The provincial government may be heading towards what it thinks of as some kind of austerity budget next week, but boy, they sure haven’t gotten their messaging figured out yet.
They just aren’t in the cost-
cutting zeitgeist. Maybe they want to portray themselves as diligent stewards of the public purse, but they’re definitely not used to that role.
Wednesday, there was the provincial government’s announcement that it would trundle ahead with a new hospital in Corner Brook, saying it would spend $7 million in the next year (and some $227 million over the next three years) to “advance construction” of the new facility. (In the process, you can wonder if the government leaked this year’s budget title: the hospital announcement began with the curiously awkward phrase “a strong vision and a diligent plan.”)
You could call that style of announcement “crumbs today, pastry sometime later.”
Going into a supposedly tough budget and trumpeting a quarter of a billion dollars in spending to “advance” the project, a term that means there’s going to have to be much more money somewhere in the more-distant future: mixed messages indeed.

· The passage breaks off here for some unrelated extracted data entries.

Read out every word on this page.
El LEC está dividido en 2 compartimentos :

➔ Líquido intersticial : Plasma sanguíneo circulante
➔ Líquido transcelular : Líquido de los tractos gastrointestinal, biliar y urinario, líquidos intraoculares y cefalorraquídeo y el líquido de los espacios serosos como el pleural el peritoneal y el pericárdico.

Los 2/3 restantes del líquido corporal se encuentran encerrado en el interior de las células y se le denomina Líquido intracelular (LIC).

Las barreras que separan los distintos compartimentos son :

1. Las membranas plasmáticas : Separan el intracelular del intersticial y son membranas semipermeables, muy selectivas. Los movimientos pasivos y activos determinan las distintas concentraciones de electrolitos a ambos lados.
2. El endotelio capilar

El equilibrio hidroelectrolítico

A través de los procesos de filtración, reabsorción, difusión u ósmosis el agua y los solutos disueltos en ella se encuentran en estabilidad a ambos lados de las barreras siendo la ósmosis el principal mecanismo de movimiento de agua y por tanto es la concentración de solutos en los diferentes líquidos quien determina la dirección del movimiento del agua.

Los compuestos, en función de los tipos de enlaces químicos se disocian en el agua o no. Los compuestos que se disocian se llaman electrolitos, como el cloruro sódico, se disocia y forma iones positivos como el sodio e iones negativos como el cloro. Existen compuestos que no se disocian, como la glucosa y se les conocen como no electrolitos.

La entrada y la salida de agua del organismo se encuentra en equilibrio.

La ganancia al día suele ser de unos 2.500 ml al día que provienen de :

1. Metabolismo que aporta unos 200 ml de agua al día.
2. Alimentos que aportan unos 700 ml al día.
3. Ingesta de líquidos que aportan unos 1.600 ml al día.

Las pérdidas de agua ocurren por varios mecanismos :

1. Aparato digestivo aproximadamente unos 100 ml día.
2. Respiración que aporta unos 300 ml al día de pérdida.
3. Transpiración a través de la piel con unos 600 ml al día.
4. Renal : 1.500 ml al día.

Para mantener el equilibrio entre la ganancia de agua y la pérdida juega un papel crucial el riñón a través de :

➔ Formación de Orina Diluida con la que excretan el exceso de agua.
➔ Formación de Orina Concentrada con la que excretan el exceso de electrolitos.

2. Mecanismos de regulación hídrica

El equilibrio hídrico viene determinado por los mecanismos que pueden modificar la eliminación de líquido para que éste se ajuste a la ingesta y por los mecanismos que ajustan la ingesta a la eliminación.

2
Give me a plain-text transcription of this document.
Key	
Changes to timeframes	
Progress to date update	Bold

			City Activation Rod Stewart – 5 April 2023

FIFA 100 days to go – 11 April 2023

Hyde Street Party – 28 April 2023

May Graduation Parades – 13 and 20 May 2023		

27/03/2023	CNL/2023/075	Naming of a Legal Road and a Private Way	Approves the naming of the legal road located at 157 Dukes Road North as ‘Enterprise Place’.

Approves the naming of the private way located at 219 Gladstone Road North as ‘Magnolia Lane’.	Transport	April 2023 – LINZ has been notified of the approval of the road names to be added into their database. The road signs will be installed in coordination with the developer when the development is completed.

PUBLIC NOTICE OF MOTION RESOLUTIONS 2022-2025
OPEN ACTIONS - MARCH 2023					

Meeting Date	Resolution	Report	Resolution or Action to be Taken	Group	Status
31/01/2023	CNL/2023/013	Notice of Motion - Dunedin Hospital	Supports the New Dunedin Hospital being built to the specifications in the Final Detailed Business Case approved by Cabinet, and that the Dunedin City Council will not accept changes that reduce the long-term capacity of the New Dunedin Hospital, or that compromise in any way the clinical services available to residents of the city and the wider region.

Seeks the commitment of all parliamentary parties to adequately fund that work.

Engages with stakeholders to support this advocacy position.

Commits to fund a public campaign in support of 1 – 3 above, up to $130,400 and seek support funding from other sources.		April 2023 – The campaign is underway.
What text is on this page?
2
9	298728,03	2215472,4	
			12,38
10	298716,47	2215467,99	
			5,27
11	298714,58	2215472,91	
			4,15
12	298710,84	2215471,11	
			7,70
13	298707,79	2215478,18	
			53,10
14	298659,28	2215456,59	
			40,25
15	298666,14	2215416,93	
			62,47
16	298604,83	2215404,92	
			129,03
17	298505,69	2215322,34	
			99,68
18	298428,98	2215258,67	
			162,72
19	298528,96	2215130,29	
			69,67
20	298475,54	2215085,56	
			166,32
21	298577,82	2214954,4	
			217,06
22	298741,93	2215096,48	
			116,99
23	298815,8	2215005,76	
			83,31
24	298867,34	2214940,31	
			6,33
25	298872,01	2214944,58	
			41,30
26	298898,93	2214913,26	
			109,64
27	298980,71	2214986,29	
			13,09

Then, Thursday, it was the reiteration press release about a tender call for a west end high school in St. John’s: the release couldn’t help but point out that a $3.6-million site work contract had been awarded in January and also, “Since 2004, about $567 million has been allocated for school infrastructure throughout the province. Nine new schools have opened; 10 more are in various stages of planning or construction; 12 major extension and renovation projects have been completed, and seven more are underway or in the planning stages.”
Missing from the release?
The fact that the number of school-aged children in the province has dropped: if you look at the department’s own annual reports over the last six years, there’s been a decline of some 6,000 students — and an increase of roughly 100 teachers. That might be interesting information to consider, given the regular growth of the province’s eduction budget over the last eight years.
Also missing? How the $12 million that the government budgetted to “begin building a new west end high school” in last year’s budget will affect the province’s finances — let alone the rest of the money needed to actually finish the school.
Now, this isn’t to say that new schools and hospitals aren’t needed.
Did we need school repairs after the drought of school maintenance at the end of the Liberals’ run in 2003? Certainly, we did.
But the context of how that money’s being spent shows a real split personality in a government that would like you to believe there’s a clear difference between current account spending and capital spending.
The argument is that we have to tighten belts on the current account side to trim a ballooning deficit.
At the same time, there’s a peculiar claim that capital spending has no effect whatsoever on the province, its borrowing and our overall indebtedness.
Capital spending — even if it does fall in a different place in the budget — is still spending. Just to repeat: it’s still spending, even if it is spending on an asset that you still own next year.
I’m just going to shamelessly steal an example here: say you were buying a new dishwasher on your credit card, and decided that since you’d have it for five or six years, you’d declare the purchase to be coming from your “capital account.” It would be an “asset” that you could hold on your household budget as a capital purchase, and count its value on your balance sheet as though, at any time, it could be sold. (Which is the way the provincial government values roads and buildings, even if there’s no way they could be sold and their value “realized.”)
Sounds like a dandy plan, except for one little problem.
No matter where you decided to put it on your household budget, you’d still have to pay for it — and, if you bought it with borrowed money, you’d still have to pay interest on the money you borrowed. You could claim that it wasn’t part of your “current account deficit,” but that would be economic semantics.
Perish the thought, but you can also make the argument that spending money on a hydro dam is also still spending, even if you expect that asset to generate revenue in the future.
The revenue may well offset the future costs — especially if you legislate yourself a power monopoly — but you can’t blithely argue that the money isn’t being spent, or that, if you’ve borrowed it, that borrowing somehow “doesn’t count.” Put it this way: you could claim that you are going to rent out your dishwasher to the neighbours, but that wouldn’t absolve you from paying your credit card bill.
The end result is that we have a government that says it has to cut — but still trumpets its spending as if it were a badge of honour. Eventually, the realization has to hit home. To get back to the schools and hospitals that were so urgently in need of repair back in 2003, back before oil money? That was because successive cash-strapped governments had to cut back. On spending. All spending.
Current or capital, whatever you call it, the money has to come from somewhere.